Négociation d’un ANI pour l’anticipation et l’accompagnement des transformations du travail et de l’emploi
Un avant‐projet d’accord national interprofessionnel (ANI) en faveur de l’anticipation et de l’accompagnement des transformations du travail et de l’emploi a été transmis, le 18 mars 2024, aux organisations syndicales pour négociation.
Il convient de souligner que cet avant‐projet ne prévoit aucune mesure concernant le compte épargne‐temps universel, prévu dans le cadre du nouveau pacte de la vie au travail actuellement en négociation, en complément du compte épargne‐temps déjà mis en place.
Plusieurs dispositions prévues dans cet avant‐projet prévoient la refonte de certains dispositifs de formation existants ainsi que la mise en oeuvre de nouvelles mesures pour :
- Mieux anticiper les évolutions des emplois, des compétences et des qualifications afin d’accompagner les parcours professionnels des salariés tout au long de leur carrière
- Accompagner et sécuriser les salariés en troisième partie de carrière dans l’objectif d’améliorer le taux d’emploi et le maintien en emploi des séniors
Voici ci-dessous les principales mesures en matière de formation professionnelle.

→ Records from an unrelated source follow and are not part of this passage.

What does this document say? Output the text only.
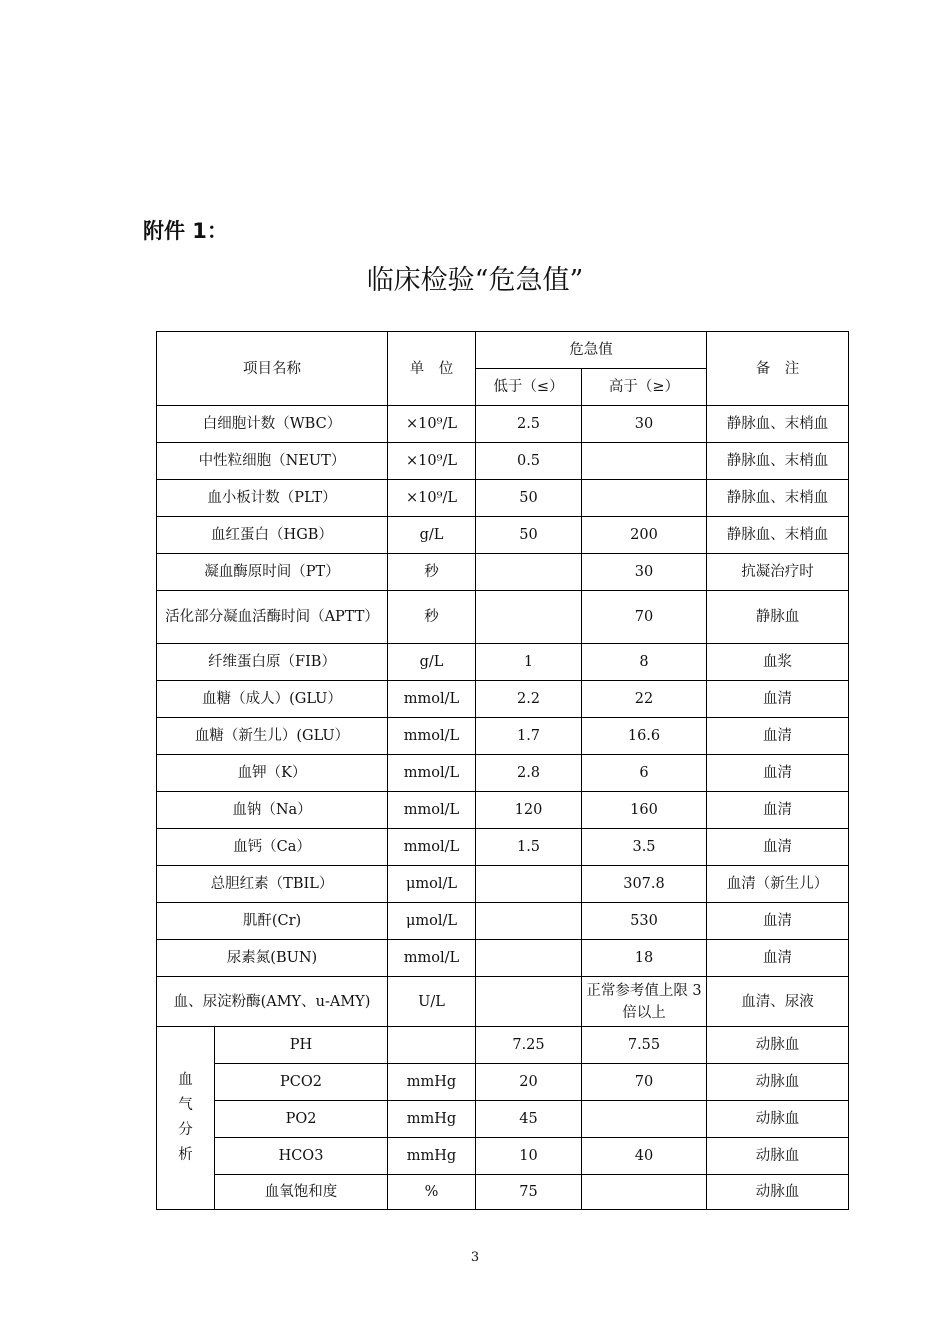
附件 1：
临床检验“危急值”
项目名称		单　位	危急值		备　注
			低于（≤）	高于（≥）	
白细胞计数（WBC）		×10⁹/L	2.5	30	静脉血、末梢血
中性粒细胞（NEUT）		×10⁹/L	0.5		静脉血、末梢血
血小板计数（PLT）		×10⁹/L	50		静脉血、末梢血
血红蛋白（HGB）		g/L	50	200	静脉血、末梢血
凝血酶原时间（PT）		秒		30	抗凝治疗时
活化部分凝血活酶时间（APTT）		秒		70	静脉血
纤维蛋白原（FIB）		g/L	1	8	血浆
血糖（成人）(GLU）		mmol/L	2.2	22	血清
血糖（新生儿）(GLU）		mmol/L	1.7	16.6	血清
血钾（K）		mmol/L	2.8	6	血清
血钠（Na）		mmol/L	120	160	血清
血钙（Ca）		mmol/L	1.5	3.5	血清
总胆红素（TBIL）		μmol/L		307.8	血清（新生儿）
肌酐(Cr)		μmol/L		530	血清
尿素氮(BUN)		mmol/L		18	血清
血、尿淀粉酶(AMY、u-AMY)		U/L		正常参考值上限 3 倍以上	血清、尿液
血
气
分
析	PH		7.25	7.55	动脉血
	PCO2	mmHg	20	70	动脉血
	PO2	mmHg	45		动脉血
	HCO3	mmHg	10	40	动脉血
	血氧饱和度	%	75		动脉血
3
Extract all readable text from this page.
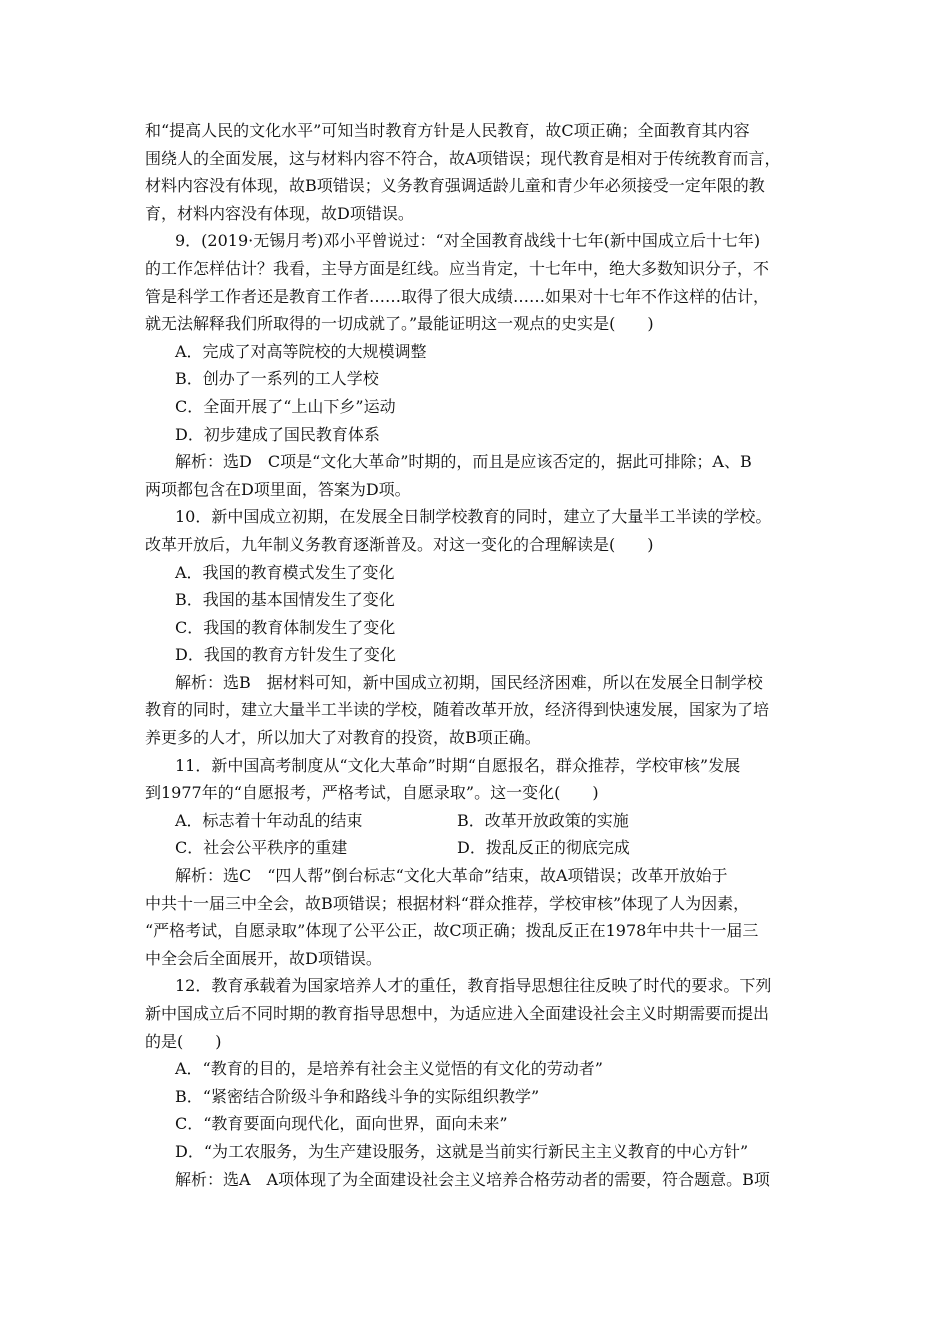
和“提高人民的文化水平”可知当时教育方针是人民教育，故C项正确；全面教育其内容
围绕人的全面发展，这与材料内容不符合，故A项错误；现代教育是相对于传统教育而言，
材料内容没有体现，故B项错误；义务教育强调适龄儿童和青少年必须接受一定年限的教
育，材料内容没有体现，故D项错误。
9．(2019·无锡月考)邓小平曾说过：“对全国教育战线十七年(新中国成立后十七年)
的工作怎样估计？我看，主导方面是红线。应当肯定，十七年中，绝大多数知识分子，不
管是科学工作者还是教育工作者……取得了很大成绩……如果对十七年不作这样的估计，
就无法解释我们所取得的一切成就了。”最能证明这一观点的史实是(　　)
A．完成了对高等院校的大规模调整
B．创办了一系列的工人学校
C．全面开展了“上山下乡”运动
D．初步建成了国民教育体系
解析：选D　C项是“文化大革命”时期的，而且是应该否定的，据此可排除；A、B
两项都包含在D项里面，答案为D项。
10．新中国成立初期，在发展全日制学校教育的同时，建立了大量半工半读的学校。
改革开放后，九年制义务教育逐渐普及。对这一变化的合理解读是(　　)
A．我国的教育模式发生了变化
B．我国的基本国情发生了变化
C．我国的教育体制发生了变化
D．我国的教育方针发生了变化
解析：选B　据材料可知，新中国成立初期，国民经济困难，所以在发展全日制学校
教育的同时，建立大量半工半读的学校，随着改革开放，经济得到快速发展，国家为了培
养更多的人才，所以加大了对教育的投资，故B项正确。
11．新中国高考制度从“文化大革命”时期“自愿报名，群众推荐，学校审核”发展
到1977年的“自愿报考，严格考试，自愿录取”。这一变化(　　)
A．标志着十年动乱的结束	B．改革开放政策的实施
C．社会公平秩序的重建	D．拨乱反正的彻底完成
解析：选C　“四人帮”倒台标志“文化大革命”结束，故A项错误；改革开放始于
中共十一届三中全会，故B项错误；根据材料“群众推荐，学校审核”体现了人为因素，
“严格考试，自愿录取”体现了公平公正，故C项正确；拨乱反正在1978年中共十一届三
中全会后全面展开，故D项错误。
12．教育承载着为国家培养人才的重任，教育指导思想往往反映了时代的要求。下列
新中国成立后不同时期的教育指导思想中，为适应进入全面建设社会主义时期需要而提出
的是(　　)
A．“教育的目的，是培养有社会主义觉悟的有文化的劳动者”
B．“紧密结合阶级斗争和路线斗争的实际组织教学”
C．“教育要面向现代化，面向世界，面向未来”
D．“为工农服务，为生产建设服务，这就是当前实行新民主主义教育的中心方针”
解析：选A　A项体现了为全面建设社会主义培养合格劳动者的需要，符合题意。B项
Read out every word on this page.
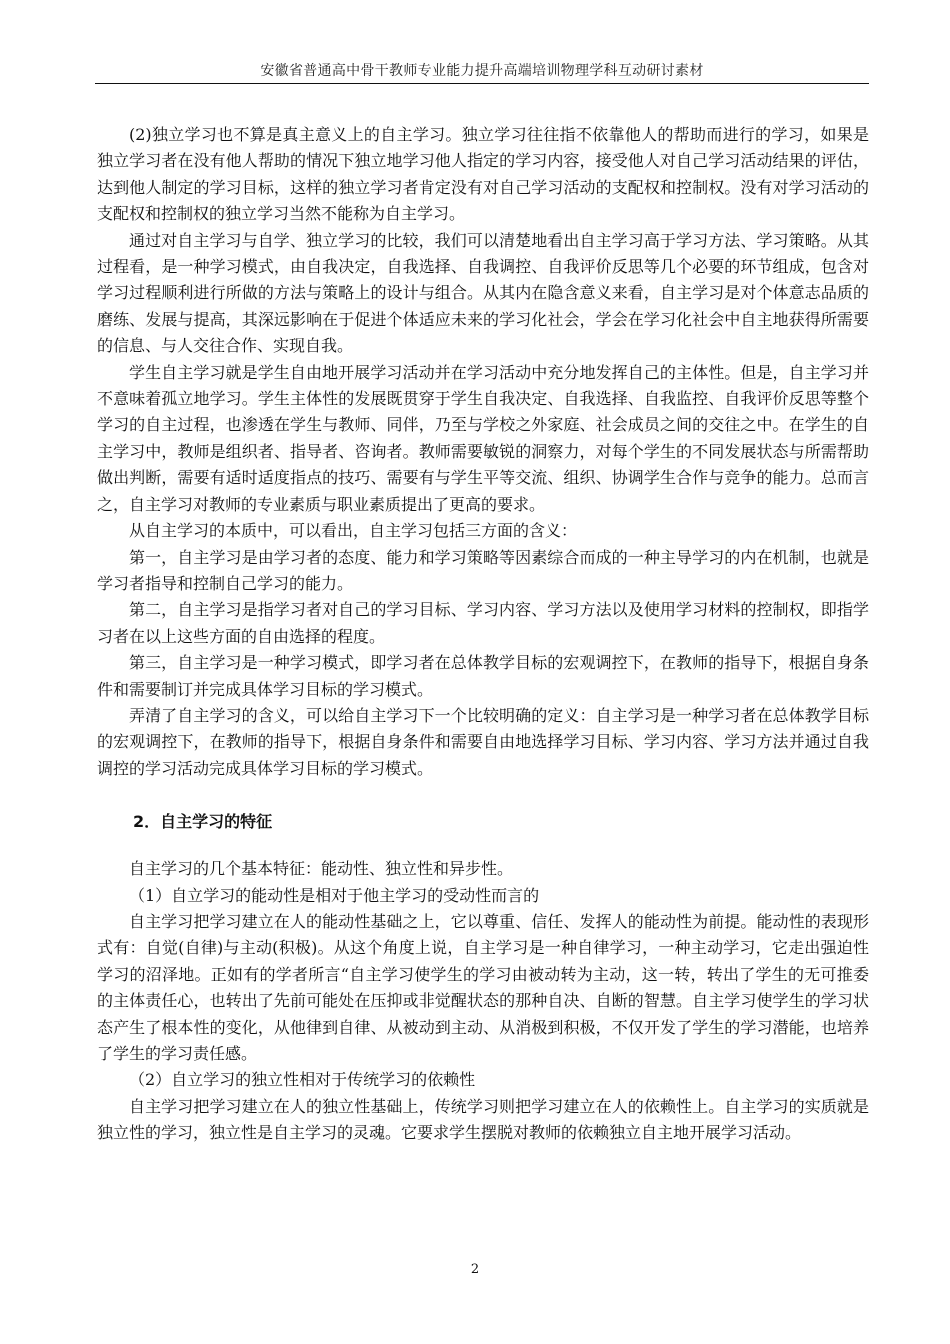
安徽省普通高中骨干教师专业能力提升高端培训物理学科互动研讨素材

(2)独立学习也不算是真主意义上的自主学习。独立学习往往指不依靠他人的帮助而进行的学习，如果是独立学习者在没有他人帮助的情况下独立地学习他人指定的学习内容，接受他人对自己学习活动结果的评估，达到他人制定的学习目标，这样的独立学习者肯定没有对自己学习活动的支配权和控制权。没有对学习活动的支配权和控制权的独立学习当然不能称为自主学习。

通过对自主学习与自学、独立学习的比较，我们可以清楚地看出自主学习高于学习方法、学习策略。从其过程看，是一种学习模式，由自我决定，自我选择、自我调控、自我评价反思等几个必要的环节组成，包含对学习过程顺利进行所做的方法与策略上的设计与组合。从其内在隐含意义来看，自主学习是对个体意志品质的磨练、发展与提高，其深远影响在于促进个体适应未来的学习化社会，学会在学习化社会中自主地获得所需要的信息、与人交往合作、实现自我。

学生自主学习就是学生自由地开展学习活动并在学习活动中充分地发挥自己的主体性。但是，自主学习并不意味着孤立地学习。学生主体性的发展既贯穿于学生自我决定、自我选择、自我监控、自我评价反思等整个学习的自主过程，也渗透在学生与教师、同伴，乃至与学校之外家庭、社会成员之间的交往之中。在学生的自主学习中，教师是组织者、指导者、咨询者。教师需要敏锐的洞察力，对每个学生的不同发展状态与所需帮助做出判断，需要有适时适度指点的技巧、需要有与学生平等交流、组织、协调学生合作与竞争的能力。总而言之，自主学习对教师的专业素质与职业素质提出了更高的要求。

从自主学习的本质中，可以看出，自主学习包括三方面的含义：

第一，自主学习是由学习者的态度、能力和学习策略等因素综合而成的一种主导学习的内在机制，也就是学习者指导和控制自己学习的能力。

第二，自主学习是指学习者对自己的学习目标、学习内容、学习方法以及使用学习材料的控制权，即指学习者在以上这些方面的自由选择的程度。

第三，自主学习是一种学习模式，即学习者在总体教学目标的宏观调控下，在教师的指导下，根据自身条件和需要制订并完成具体学习目标的学习模式。

弄清了自主学习的含义，可以给自主学习下一个比较明确的定义：自主学习是一种学习者在总体教学目标的宏观调控下，在教师的指导下，根据自身条件和需要自由地选择学习目标、学习内容、学习方法并通过自我调控的学习活动完成具体学习目标的学习模式。

2．自主学习的特征

自主学习的几个基本特征：能动性、独立性和异步性。

（1）自立学习的能动性是相对于他主学习的受动性而言的

自主学习把学习建立在人的能动性基础之上，它以尊重、信任、发挥人的能动性为前提。能动性的表现形式有：自觉(自律)与主动(积极)。从这个角度上说，自主学习是一种自律学习，一种主动学习，它走出强迫性学习的沼泽地。正如有的学者所言“自主学习使学生的学习由被动转为主动，这一转，转出了学生的无可推委的主体责任心，也转出了先前可能处在压抑或非觉醒状态的那种自决、自断的智慧。自主学习使学生的学习状态产生了根本性的变化，从他律到自律、从被动到主动、从消极到积极，不仅开发了学生的学习潜能，也培养了学生的学习责任感。

（2）自立学习的独立性相对于传统学习的依赖性

自主学习把学习建立在人的独立性基础上，传统学习则把学习建立在人的依赖性上。自主学习的实质就是独立性的学习，独立性是自主学习的灵魂。它要求学生摆脱对教师的依赖独立自主地开展学习活动。

2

Refonte des entretiens professionnels
Les organisations patronales envisagent de modifier la périodicité des entretiens professionnels en prévoyant un entretien professionnel tous les 5 ans ‐ en lieu et place des entretiens biennaux et sexennaux ‐ destiné à faire le point sur les compétences, les besoins de formation, la situation et l’évolution professionnelle du salarié.
Cet entretien serait, dès lors, complété par des entretiens renforcés, quelle que soit l’ancienneté du salarié, dans l’année qui suit respectivement ses 35ème, 45ème, 55ème puis 60ème anniversaires avec des objectifs précis pour chacun d’eux.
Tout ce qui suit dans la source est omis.